The Assessment of the Fatigue Behaviour of Offshore Wind Farm Support Structures
Dynamic Amplification of the Braces of Offshore Wind Farm Support Structures
More Info
expand_more
Abstract
Renewable energy generated by offshore wind turbines (OWT) are nowadays more frequently used in the offshore industry. The design of OWT foundations share similarities with a typical offshore oil and gas construction, however a OWT farm usually consist of multiple foundations whose installation are more cost-sensitive compared to one oil and gas platform. Furthermore the profit target of the wind farm is generated at a later stage of the project. Thereby it is preferable to design a light OWT foundation that is cheaply fabricated and easily installed.
Due to these reasons the OWTs are designed as slender constructions. When designing a structure the aim is to generate a design of which the natural frequencies do not overlap with the applied forcing frequencies. This is required to avoid resonance which results in low estimated fatigue life of the structure. A challenge regarding the slender OWT structures is that the natural frequencies are close to the forcing frequencies.

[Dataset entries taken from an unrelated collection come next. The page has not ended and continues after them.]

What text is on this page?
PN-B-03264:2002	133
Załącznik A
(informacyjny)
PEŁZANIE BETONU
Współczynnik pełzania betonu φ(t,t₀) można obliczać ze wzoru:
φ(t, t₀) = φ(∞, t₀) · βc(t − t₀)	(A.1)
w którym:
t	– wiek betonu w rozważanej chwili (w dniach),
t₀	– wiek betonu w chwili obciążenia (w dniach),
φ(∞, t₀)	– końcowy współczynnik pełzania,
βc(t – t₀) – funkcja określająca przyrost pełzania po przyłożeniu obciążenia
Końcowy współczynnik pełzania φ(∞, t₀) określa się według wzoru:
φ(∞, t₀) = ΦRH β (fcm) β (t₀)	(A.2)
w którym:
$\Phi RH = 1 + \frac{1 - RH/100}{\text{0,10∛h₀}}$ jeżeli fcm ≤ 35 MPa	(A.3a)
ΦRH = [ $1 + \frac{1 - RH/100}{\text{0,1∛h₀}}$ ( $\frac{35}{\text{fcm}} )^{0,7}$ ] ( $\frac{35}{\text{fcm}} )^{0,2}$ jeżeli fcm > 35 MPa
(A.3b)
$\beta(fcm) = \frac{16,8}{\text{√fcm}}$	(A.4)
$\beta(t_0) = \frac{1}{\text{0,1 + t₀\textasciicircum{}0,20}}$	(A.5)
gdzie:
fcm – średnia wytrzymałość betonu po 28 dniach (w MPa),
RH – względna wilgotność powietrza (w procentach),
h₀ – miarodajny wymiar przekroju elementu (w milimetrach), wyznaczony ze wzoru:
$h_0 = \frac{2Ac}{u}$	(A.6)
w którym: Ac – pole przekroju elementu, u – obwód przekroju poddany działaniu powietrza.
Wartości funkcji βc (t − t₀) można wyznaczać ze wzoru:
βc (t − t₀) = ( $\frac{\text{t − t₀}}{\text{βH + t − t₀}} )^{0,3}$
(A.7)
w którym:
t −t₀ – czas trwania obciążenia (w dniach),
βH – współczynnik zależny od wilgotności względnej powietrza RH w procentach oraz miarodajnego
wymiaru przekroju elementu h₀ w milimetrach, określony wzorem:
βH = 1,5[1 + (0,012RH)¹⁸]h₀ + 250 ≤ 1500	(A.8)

This thesis is based on a project having OWT structures with the foundation consisting of a jacket design having a framework of four bays of cross braces. During a later stage of the project it was found by the substructure designer that the structure would have a low estimated fatigue life. The cause being that the applied external forces on the structure are in the same frequency range as the natural frequency of particular cross braces in the jackets, in the range of 2 – 2.5Hz. Consequently, due to resonance large brace excitation was found in the jacket model, created by the designer, which resulted in a low expected fatigue life. To mitigate this, double sided welds and external toe grinding were implemented. However no clear explanation regarding this issue was provided and not all parties involved obtained the same results and conclusions. Therefore further investigation regarding this theoretic fatigue issue was requested.
The goal of this research is to identify and provide a clear explanation of the vibration amplification movement of the braces and thus independently assess if there is a fatigue problem with the OWT jackets. Furthermore this thesis focusses on alternative solutions to this problem, had the vibration issue been found during an earlier stage of the project.

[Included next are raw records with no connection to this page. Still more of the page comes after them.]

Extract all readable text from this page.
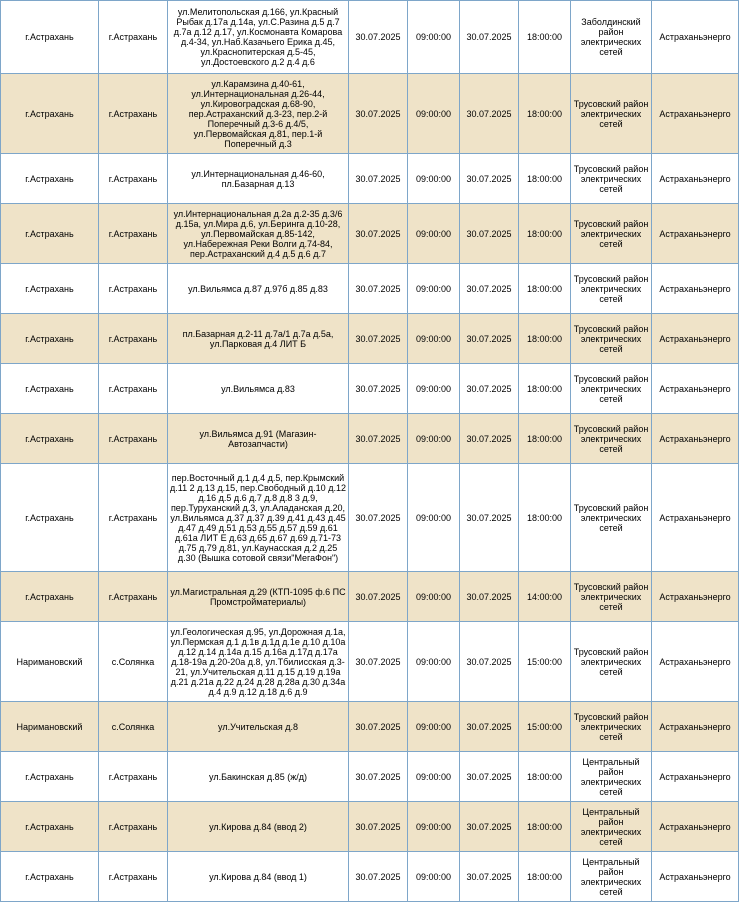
г.Астрахань	г.Астрахань	ул.Мелитопольская д.166, ул.Красный Рыбак д.17а д.14а, ул.С.Разина д.5 д.7 д.7а д.12 д.17, ул.Космонавта Комарова д.4-34, ул.Наб.Казачьего Ерика д.45, ул.Краснопитерская д.5-45, ул.Достоевского д.2 д.4 д.6	30.07.2025	09:00:00	30.07.2025	18:00:00	Заболдинский район электрических сетей	Астраханьэнерго
г.Астрахань	г.Астрахань	ул.Карамзина д.40-61, ул.Интернациональная д.26-44, ул.Кировоградская д.68-90, пер.Астраханский д.3-23, пер.2-й Поперечный д.3-6 д.4/5, ул.Первомайская д.81, пер.1-й Поперечный д.3	30.07.2025	09:00:00	30.07.2025	18:00:00	Трусовский район электрических сетей	Астраханьэнерго
г.Астрахань	г.Астрахань	ул.Интернациональная д.46-60, пл.Базарная д.13	30.07.2025	09:00:00	30.07.2025	18:00:00	Трусовский район электрических сетей	Астраханьэнерго
г.Астрахань	г.Астрахань	ул.Интернациональная д.2а д.2-35 д.3/6 д.15а, ул.Мира д.6, ул.Беринга д.10-28, ул.Первомайская д.85-142, ул.Набережная Реки Волги д.74-84, пер.Астраханский д.4 д.5 д.6 д.7	30.07.2025	09:00:00	30.07.2025	18:00:00	Трусовский район электрических сетей	Астраханьэнерго
г.Астрахань	г.Астрахань	ул.Вильямса д.87 д.97б д.85 д.83	30.07.2025	09:00:00	30.07.2025	18:00:00	Трусовский район электрических сетей	Астраханьэнерго
г.Астрахань	г.Астрахань	пл.Базарная д.2-11 д.7а/1 д.7а д.5а, ул.Парковая д.4 ЛИТ Б	30.07.2025	09:00:00	30.07.2025	18:00:00	Трусовский район электрических сетей	Астраханьэнерго
г.Астрахань	г.Астрахань	ул.Вильямса д.83	30.07.2025	09:00:00	30.07.2025	18:00:00	Трусовский район электрических сетей	Астраханьэнерго
г.Астрахань	г.Астрахань	ул.Вильямса д.91 (Магазин-Автозапчасти)	30.07.2025	09:00:00	30.07.2025	18:00:00	Трусовский район электрических сетей	Астраханьэнерго
г.Астрахань	г.Астрахань	пер.Восточный д.1 д.4 д.5, пер.Крымский д.11 2 д.13 д.15, пер.Свободный д.10 д.12 д.16 д.5 д.6 д.7 д.8 д.8 3 д.9, пер.Туруханский д.3, ул.Аладанская д.20, ул.Вильямса д.37 д.37 д.39 д.41 д.43 д.45 д.47 д.49 д.51 д.53 д.55 д.57 д.59 д.61 д.61а ЛИТ Е д.63 д.65 д.67 д.69 д.71-73 д.75 д.79 д.81, ул.Каунасская д.2 д.25 д.30 (Вышка сотовой связи"МегаФон")	30.07.2025	09:00:00	30.07.2025	18:00:00	Трусовский район электрических сетей	Астраханьэнерго
г.Астрахань	г.Астрахань	ул.Магистральная д.29 (КТП-1095 ф.6 ПС Промстройматериалы)	30.07.2025	09:00:00	30.07.2025	14:00:00	Трусовский район электрических сетей	Астраханьэнерго
Наримановский	с.Солянка	ул.Геологическая д.95, ул.Дорожная д.1а, ул.Пермская д.1 д.1в д.1д д.1е д.10 д.10а д.12 д.14 д.14а д.15 д.16а д.17д д.17а д.18-19а д.20-20а д.8, ул.Тбилисская д.3-21, ул.Учительская д.11 д.15 д.19 д.19а д.21 д.21а д.22 д.24 д.28 д.28а д.30 д.34а д.4 д.9 д.12 д.18 д.6 д.9	30.07.2025	09:00:00	30.07.2025	15:00:00	Трусовский район электрических сетей	Астраханьэнерго
Наримановский	с.Солянка	ул.Учительская д.8	30.07.2025	09:00:00	30.07.2025	15:00:00	Трусовский район электрических сетей	Астраханьэнерго
г.Астрахань	г.Астрахань	ул.Бакинская д.85 (ж/д)	30.07.2025	09:00:00	30.07.2025	18:00:00	Центральный район электрических сетей	Астраханьэнерго
г.Астрахань	г.Астрахань	ул.Кирова д.84 (ввод 2)	30.07.2025	09:00:00	30.07.2025	18:00:00	Центральный район электрических сетей	Астраханьэнерго
г.Астрахань	г.Астрахань	ул.Кирова д.84 (ввод 1)	30.07.2025	09:00:00	30.07.2025	18:00:00	Центральный район электрических сетей	Астраханьэнерго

The first part of this thesis focusses on the identification of the problem. The approach was structured in three stages;
First the identification of the forcing vibration in the critical frequency zone was performed with the use of a Fast Fourier analysis of time domain data of the applied forces on the OWT. The obtained frequency response demonstrated excitations around the critical frequency zone, which are due to the eigen-frequencies of the tower and the blades of the turbine.
This was followed by the analysis of the eigen-frequencies of the cross braces of the jacket in bay 3 and 4 for the local and global response. This was performed with the use of ANSYS modal analysis in combination with a build-up of simplified brace models. Hand calculations were performed to verify the obtained results.

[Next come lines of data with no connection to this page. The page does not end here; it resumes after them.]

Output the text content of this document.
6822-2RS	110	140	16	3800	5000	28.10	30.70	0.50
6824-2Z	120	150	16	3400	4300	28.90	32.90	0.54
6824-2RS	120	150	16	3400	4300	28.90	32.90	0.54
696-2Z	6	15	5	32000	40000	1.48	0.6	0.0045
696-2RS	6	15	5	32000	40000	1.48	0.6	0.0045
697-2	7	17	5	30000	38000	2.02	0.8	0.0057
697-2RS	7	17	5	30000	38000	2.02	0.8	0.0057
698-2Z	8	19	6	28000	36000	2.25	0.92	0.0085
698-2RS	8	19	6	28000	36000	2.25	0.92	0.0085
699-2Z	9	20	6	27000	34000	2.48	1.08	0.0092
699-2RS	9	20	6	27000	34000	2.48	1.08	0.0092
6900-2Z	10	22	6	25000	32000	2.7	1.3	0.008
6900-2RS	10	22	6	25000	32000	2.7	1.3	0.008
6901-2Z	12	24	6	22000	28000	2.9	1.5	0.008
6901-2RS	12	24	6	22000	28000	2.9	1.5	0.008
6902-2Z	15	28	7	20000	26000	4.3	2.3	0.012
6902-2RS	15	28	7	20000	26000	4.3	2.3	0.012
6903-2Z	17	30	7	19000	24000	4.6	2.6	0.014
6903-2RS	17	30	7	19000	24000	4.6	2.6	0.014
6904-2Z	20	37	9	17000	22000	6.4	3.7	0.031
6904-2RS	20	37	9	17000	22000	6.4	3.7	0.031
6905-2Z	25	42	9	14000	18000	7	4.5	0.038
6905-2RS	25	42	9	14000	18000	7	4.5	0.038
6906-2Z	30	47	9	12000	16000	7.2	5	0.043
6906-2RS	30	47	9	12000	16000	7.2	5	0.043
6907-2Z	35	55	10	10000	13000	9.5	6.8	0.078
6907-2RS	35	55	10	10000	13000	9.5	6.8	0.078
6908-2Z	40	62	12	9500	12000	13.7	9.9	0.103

Finally, a comparison was made regarding the overlapping of frequencies of the forcing frequencies and eigen-frequencies of the braces. This was done to determine if large brace amplification due to resonance would occur, resulting in a low estimated fatigue life.
The second part of this research evaluates alternative solutions to this problem. Possible concepts were elaborated with their ad- and disadvantages, followed by a multi criteria analysis. Three concepts were selected for further investigation and examined in terms of whether a successful outcome could be achieved by their implementation.
This thesis also provides a procedure with regards to identifying to the potential for resonance at an early stage of the design process. Keeping track of changes during all design phases will lead to avoiding the unexpected discovery of a short fatigue life, due to resonance, at a late design stage.